Monday, May 10, 2010

Cities Struggle With New Notice-Posting Mandate

As I've noted here before, the new open meeting law that takes effect in Massachusetts on July 1 requires cities and towns to post meeting notices "in a manner conspicuously visible to the public at all hours." That 24/7 posting requirement has many local government officials concerned about how they will comply. Recently, the new Division of Open Government in the Attorney General's office invited public comment on a Notice Posting Proposal suggesting alternative posting methods.

Yesterday in The Republican in Springfield, State House reporter Dan Ring reported on this issue. Many local officials, he writes, are hoping that the AG decides that meeting notices need be posted only on local-government Web sites to comply with the law.

My fear is that Web-only notice will be insufficient to reach all citizens. Several recent studies say that a third of citizens still lack Internet access. Even those who do have access use it primarily for e-mail. They do not spend their days surfing local government Web sites in search of meeting notices.

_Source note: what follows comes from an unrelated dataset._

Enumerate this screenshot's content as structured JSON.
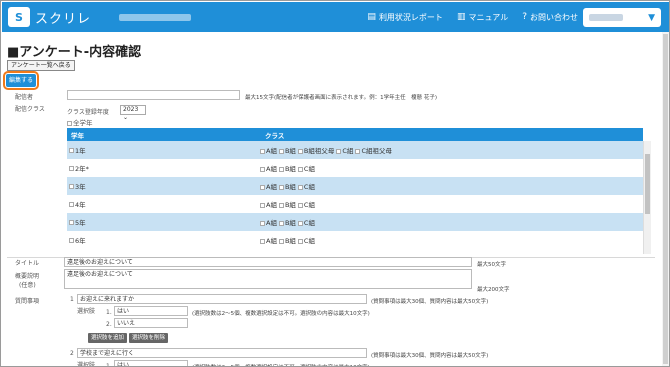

There is another alternative that has withstood the test of time. I filed comments with the AG on behalf of the Massachusetts Newspaper Publishers Association suggesting that these notices be published in local newspapers. As it turns out, many cities and town already publish at least some of their meeting notices in newspapers. Newspapers are the established outlet for publication of government and official notices. I suspect the best way to reach the maximum number of people is to employ some combination of print and electronic notice.

2 comments:

Anonymous said...

Your idea is just government subsidies for newspapers. Newspapers are a dying industry, and the last thing they need is life support.

Dominic said...

Notice by publication in general is a horrible way to give any litigant notice. Default judgments are always certain to follow and all these types of laws do is overly extend litigation cost. I consider this form of notice as frivolous as a ridiculous lawsuits. I just ran across a story on Subway trying to trademark foot-long: http://lawblog.legalmatch.com/2010/05/24/can-subway-trademark-a-unit-of-measurement/
This notice rule is no different in its absurdity.